Market official on patrol in Sunchon, South Pyongan Province, business
FILE PHOTO: A market official on patrol in Sunchon, South Pyongan province. (The Daily NK)

North Korea is intensifying crackdowns on person-to-person foreign currency transactions under its foreign exchange control law, with police in Sinuiju, North Pyongan province, recently arresting wholesalers for conducting deals in foreign currency.

“Police are again intensifying crackdowns on foreign currency transactions based on the foreign exchange control law,” a Daily NK source in North Pyongan province said recently. “If they have evidence that you conducted a foreign currency transaction, the police seize your money and all your wares.”

According to the source, on Jan. 20, police arrested several wholesalers in Sinuiju who had been taking payments in foreign exchange for sending goods to provincial regions.

With professional moneychangers laying low and suspending business due to intensified crackdowns over the last couple of years, many merchants now conduct transactions entirely in foreign currency without changing money. In response, North Korean authorities have now put merchants who directly engage in foreign currency transactions firmly within their sights.

Police use undercover spies to entrap merchants

“Police spies have recently approached wholesalers disguised as ordinary people or merchants, offering to buy goods with foreign currency,” the source said. In other words, police are actively trying to entrap merchants.

“The police raid where the transaction is going down and seize not only the foreign currency but the wares,” the source added. “In the process, they investigate not only the busted parties in the transaction but also the people who stored the items or provided the transaction venue.”

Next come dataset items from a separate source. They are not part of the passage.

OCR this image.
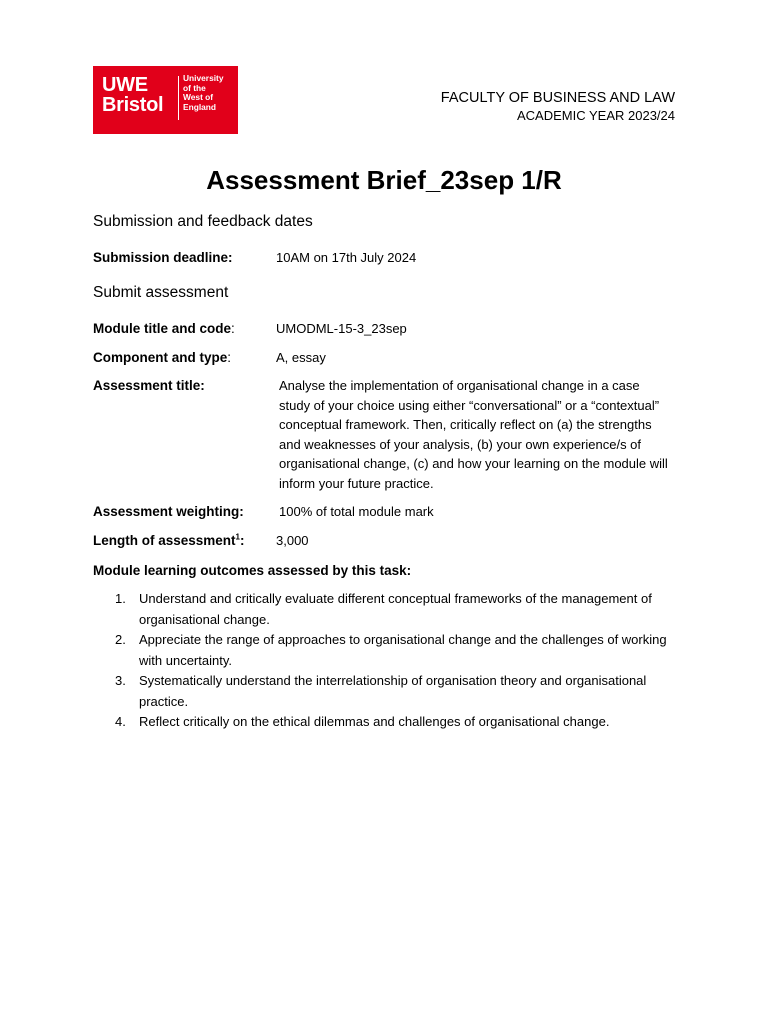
UWE
Bristol
University
of the
West of
England
FACULTY OF BUSINESS AND LAW
ACADEMIC YEAR 2023/24
Assessment Brief_23sep 1/R
Submission and feedback dates
Submission deadline:	10AM on 17th July 2024
Submit assessment
Module title and code:	UMODML-15-3_23sep
Component and type:	A, essay
Assessment title:	Analyse the implementation of organisational change in a case study of your choice using either “conversational” or a “contextual” conceptual framework. Then, critically reflect on (a) the strengths and weaknesses of your analysis, (b) your own experience/s of organisational change, (c) and how your learning on the module will inform your future practice.
Assessment weighting:	100% of total module mark
Length of assessment$^1$: 3,000
Module learning outcomes assessed by this task:
1. Understand and critically evaluate different conceptual frameworks of the management of organisational change.
2. Appreciate the range of approaches to organisational change and the challenges of working with uncertainty.
3. Systematically understand the interrelationship of organisation theory and organisational practice.
4. Reflect critically on the ethical dilemmas and challenges of organisational change.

These sorts of police crackdowns are based on North Korea’s foreign exchange control law, which strictly bans individuals from possessing or circulating foreign currency without state permission. According to the law, people must exchange foreign currency for North Korean won. If they are caught circulating foreign currency, they face having their cash confiscated or administrative or criminal punishments.

Under the law, police have harshly cracked down on person-to-person foreign currency transactions outside state control, treating them as completely illegal.

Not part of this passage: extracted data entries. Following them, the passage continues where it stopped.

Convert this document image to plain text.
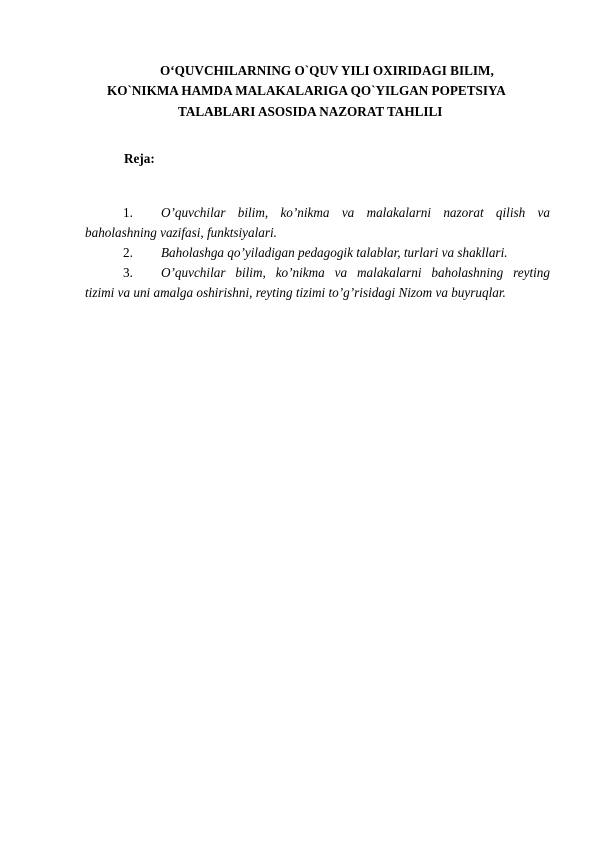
O‘QUVCHILARNING O`QUV YILI OXIRIDAGI BILIM,
KO`NIKMA HAMDA MALAKALARIGA QO`YILGAN POPETSIYA
TALABLARI ASOSIDA NAZORAT TAHLILI
Reja:
1.	O’quvchilar bilim, ko’nikma va malakalarni nazorat qilish va
baholashning vazifasi, funktsiyalari.
2.	Baholashga qo’yiladigan pedagogik talablar, turlari va shakllari.
3.	O’quvchilar bilim, ko’nikma va malakalarni baholashning reyting
tizimi va uni amalga oshirishni, reyting tizimi to’g’risidagi Nizom va buyruqlar.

Merchants complain that “shaking them down using the foreign currency control law amounts to theft.”

As a result, market activity is declining. “Even if you have foreign currency, you don’t use it, and even if you have goods, you don’t sell them,” the source said. “The more business you do, the more careful you are, and in particular, merchants are increasingly wary of doing business with new partners.”

Above all, merchants are avoiding doing big deals ahead of the Ninth Party Congress. They worry that if they are caught moving large amounts of foreign cash, the case could blow up into a political issue rather than a simple economic crime.

“I know the state intends to stop private foreign currency transactions and circulation, but if they simply crack down on them, they’ll bring markets to a halt,” the source said. “And foreign currency won’t disappear. It will just go deeper underground.”